I... I didn't know what to call it. I didn't call it "The Last Judgement"; I just called it a... a "Group of Sculptures". And then I gave it a working title of "The Last Judgement", and then the guy, Worth, came to the studio and loved it and said, ‘It's marvellous’, and, ‘What's it called?’ And I said, ‘I don't know; I want to call it "The Last Judgement"; I'm calling it "The Last Judgement" for now’. He said, ‘Then you have to call it "The Last Judgement", you have to call it "The Last Judgement"’. So I called it "The Last Judgement". But it is "The Last Judgement" really, isn't it, in a way?
[Q] Yeah, it is. And you made that when you were in your seventies. Is that something that you think is only a subject that you could wrestle with, you know, in your... in your mature years? I mean is it a subject that... that deals with mortality in the way that younger artists don't necessarily come to terms with or confront?
I have no idea. I've no idea and I don't find it; looking back, which I don't like to do, I have my doubts about that sort of sculpture. It's so romantic; I have my doubts about that sort of sculpture. I'm not sure... I'm not really happier. This shouldn't be on the tape but let's leave it. I mean I think I am really an abstract artist but why shouldn't you do these things? And I think you get your... in your seventies you have the freedom to do that, to feel that and I feel, you know, it's like taking... it's like... it's like Goya's prints as opposed to Goya's paintings. So it's a sort of subsidiary thing, I think, sort of social and narrative and all these things. So I don't want to do much of it. I like to do it sometimes but I don't want to do much of it. I would rather make abstract sculpture in the end.
[Q] It was also perceived... and I think you alluded to conflict, both generalised conflict and also, you know, the Bosnian conflict. So that was a trigger too, or did the work suddenly suggest that to you?
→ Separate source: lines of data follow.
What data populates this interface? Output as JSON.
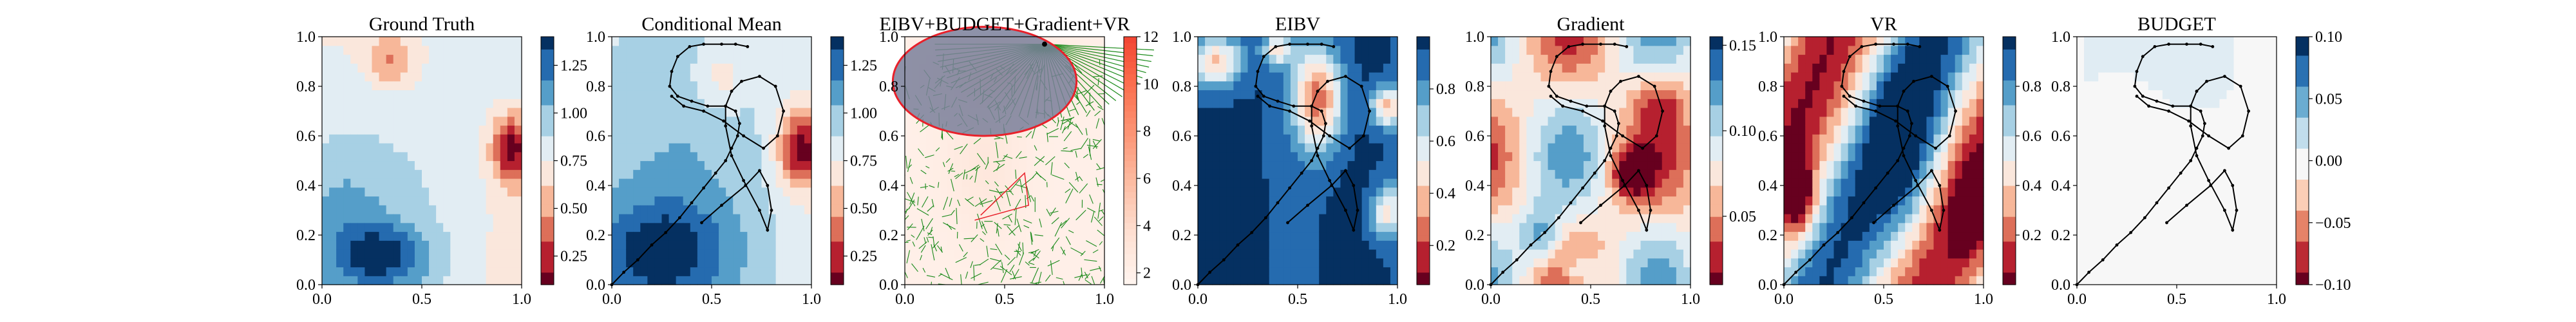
{
  "chart_data": [
    {
      "type": "heatmap",
      "title": "Ground Truth",
      "xlim": [
        0,
        1
      ],
      "ylim": [
        0,
        1
      ],
      "xticks": [
        "0.0",
        "0.5",
        "1.0"
      ],
      "yticks": [
        "0.0",
        "0.2",
        "0.4",
        "0.6",
        "0.8",
        "1.0"
      ],
      "colorbar": {
        "min": 0.1,
        "max": 1.4,
        "ticks": [
          "0.25",
          "0.50",
          "0.75",
          "1.00",
          "1.25"
        ]
      },
      "field": "truth",
      "path": false
    },
    {
      "type": "heatmap",
      "title": "Conditional Mean",
      "xlim": [
        0,
        1
      ],
      "ylim": [
        0,
        1
      ],
      "xticks": [
        "0.0",
        "0.5",
        "1.0"
      ],
      "yticks": [
        "0.0",
        "0.2",
        "0.4",
        "0.6",
        "0.8",
        "1.0"
      ],
      "colorbar": {
        "min": 0.1,
        "max": 1.4,
        "ticks": [
          "0.25",
          "0.50",
          "0.75",
          "1.00",
          "1.25"
        ]
      },
      "field": "mean",
      "path": true
    },
    {
      "type": "heatmap",
      "title": "EIBV+BUDGET+Gradient+VR",
      "xlim": [
        0,
        1
      ],
      "ylim": [
        0,
        1
      ],
      "xticks": [
        "0.0",
        "0.5",
        "1.0"
      ],
      "yticks": [
        "0.0",
        "0.2",
        "0.4",
        "0.6",
        "0.8",
        "1.0"
      ],
      "colorbar": {
        "min": 1.5,
        "max": 12,
        "ticks": [
          "2",
          "4",
          "6",
          "8",
          "10",
          "12"
        ]
      },
      "field": "cost",
      "path": false,
      "rrt": true
    },
    {
      "type": "heatmap",
      "title": "EIBV",
      "xlim": [
        0,
        1
      ],
      "ylim": [
        0,
        1
      ],
      "xticks": [
        "0.0",
        "0.5",
        "1.0"
      ],
      "yticks": [
        "0.0",
        "0.2",
        "0.4",
        "0.6",
        "0.8",
        "1.0"
      ],
      "colorbar": {
        "min": 0.05,
        "max": 1.0,
        "ticks": [
          "0.2",
          "0.4",
          "0.6",
          "0.8"
        ]
      },
      "field": "eibv",
      "path": true
    },
    {
      "type": "heatmap",
      "title": "Gradient",
      "xlim": [
        0,
        1
      ],
      "ylim": [
        0,
        1
      ],
      "xticks": [
        "0.0",
        "0.5",
        "1.0"
      ],
      "yticks": [
        "0.0",
        "0.2",
        "0.4",
        "0.6",
        "0.8",
        "1.0"
      ],
      "colorbar": {
        "min": 0.01,
        "max": 0.155,
        "ticks": [
          "0.05",
          "0.10",
          "0.15"
        ]
      },
      "field": "grad",
      "path": true
    },
    {
      "type": "heatmap",
      "title": "VR",
      "xlim": [
        0,
        1
      ],
      "ylim": [
        0,
        1
      ],
      "xticks": [
        "0.0",
        "0.5",
        "1.0"
      ],
      "yticks": [
        "0.0",
        "0.2",
        "0.4",
        "0.6",
        "0.8",
        "1.0"
      ],
      "colorbar": {
        "min": 0.0,
        "max": 1.0,
        "ticks": [
          "0.2",
          "0.4",
          "0.6",
          "0.8"
        ]
      },
      "field": "vr",
      "path": true
    },
    {
      "type": "heatmap",
      "title": "BUDGET",
      "xlim": [
        0,
        1
      ],
      "ylim": [
        0,
        1
      ],
      "xticks": [
        "0.0",
        "0.5",
        "1.0"
      ],
      "yticks": [
        "0.0",
        "0.2",
        "0.4",
        "0.6",
        "0.8",
        "1.0"
      ],
      "colorbar": {
        "min": -0.1,
        "max": 0.1,
        "ticks": [
          "−0.10",
          "−0.05",
          "0.00",
          "0.05",
          "0.10"
        ]
      },
      "field": "budget",
      "path": true
    }
  ],
  "path": [
    [
      0.0,
      0.0
    ],
    [
      0.06,
      0.05
    ],
    [
      0.13,
      0.1
    ],
    [
      0.2,
      0.16
    ],
    [
      0.27,
      0.21
    ],
    [
      0.34,
      0.27
    ],
    [
      0.4,
      0.33
    ],
    [
      0.46,
      0.39
    ],
    [
      0.52,
      0.45
    ],
    [
      0.57,
      0.5
    ],
    [
      0.6,
      0.55
    ],
    [
      0.63,
      0.6
    ],
    [
      0.64,
      0.65
    ],
    [
      0.62,
      0.7
    ],
    [
      0.57,
      0.72
    ],
    [
      0.48,
      0.72
    ],
    [
      0.4,
      0.74
    ],
    [
      0.33,
      0.76
    ],
    [
      0.29,
      0.8
    ],
    [
      0.3,
      0.86
    ],
    [
      0.33,
      0.92
    ],
    [
      0.39,
      0.96
    ],
    [
      0.46,
      0.97
    ],
    [
      0.55,
      0.97
    ],
    [
      0.62,
      0.97
    ],
    [
      0.68,
      0.96
    ]
  ],
  "path2": [
    [
      0.45,
      0.25
    ],
    [
      0.55,
      0.32
    ],
    [
      0.67,
      0.4
    ],
    [
      0.74,
      0.46
    ],
    [
      0.78,
      0.4
    ],
    [
      0.8,
      0.3
    ],
    [
      0.78,
      0.22
    ],
    [
      0.74,
      0.3
    ],
    [
      0.66,
      0.42
    ],
    [
      0.6,
      0.52
    ],
    [
      0.57,
      0.64
    ],
    [
      0.57,
      0.72
    ],
    [
      0.6,
      0.78
    ],
    [
      0.65,
      0.82
    ],
    [
      0.74,
      0.84
    ],
    [
      0.82,
      0.8
    ],
    [
      0.86,
      0.7
    ],
    [
      0.83,
      0.6
    ],
    [
      0.76,
      0.55
    ],
    [
      0.66,
      0.6
    ],
    [
      0.56,
      0.66
    ],
    [
      0.46,
      0.7
    ],
    [
      0.36,
      0.72
    ],
    [
      0.3,
      0.76
    ]
  ],
  "colors": {
    "rdbu": [
      "#67001f",
      "#b2182b",
      "#d6604d",
      "#f4a582",
      "#fddbc7",
      "#f7f7f7",
      "#d1e5f0",
      "#92c5de",
      "#4393c3",
      "#2166ac",
      "#053061"
    ],
    "reds": [
      "#fff5f0",
      "#fee0d2",
      "#fcbba1",
      "#fc9272",
      "#fb6a4a",
      "#ef3b2c",
      "#cb181d"
    ],
    "tree": "#1a8a1a",
    "ellipse_edge": "#e8202a",
    "ellipse_fill": "#7a7f9a"
  }
}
We were bombarded with... with Bosnian... Bosnian thing and, you know, it was... it was just like we’re bombarded with Iraq now. We're bombarded with it; it's in the... in our faces, these awful things that are happening, and you can't go through life nowadays without it hitting you in some way, can you? I mean, you know, Iraq, people being killed in Iraq, soldiers, Iraqis, everything, the whole damn time. And, you know, you can't just ignore it; it's... it’s more than that. But it's a subject for sculpture; it's a subject for sculpture. In a way it's a... it's a step back to get into a subject for sculpture because I think that, you know, the subject for sculpture is sculpture... that's how I see it. And that has almost stopped happening now, especially with these monuments and things. But, you know, our time we were trying to... we were focusing on sculpture as... as a... as a discipline, as a practice, and ‘Let's try and do everything we can to build this up afresh’. It wasn't for telling stories, you know. It wasn't for using; it was for itself. So it's fine to do it a bit but I don't think I want to... I don't think I want to make a life of it.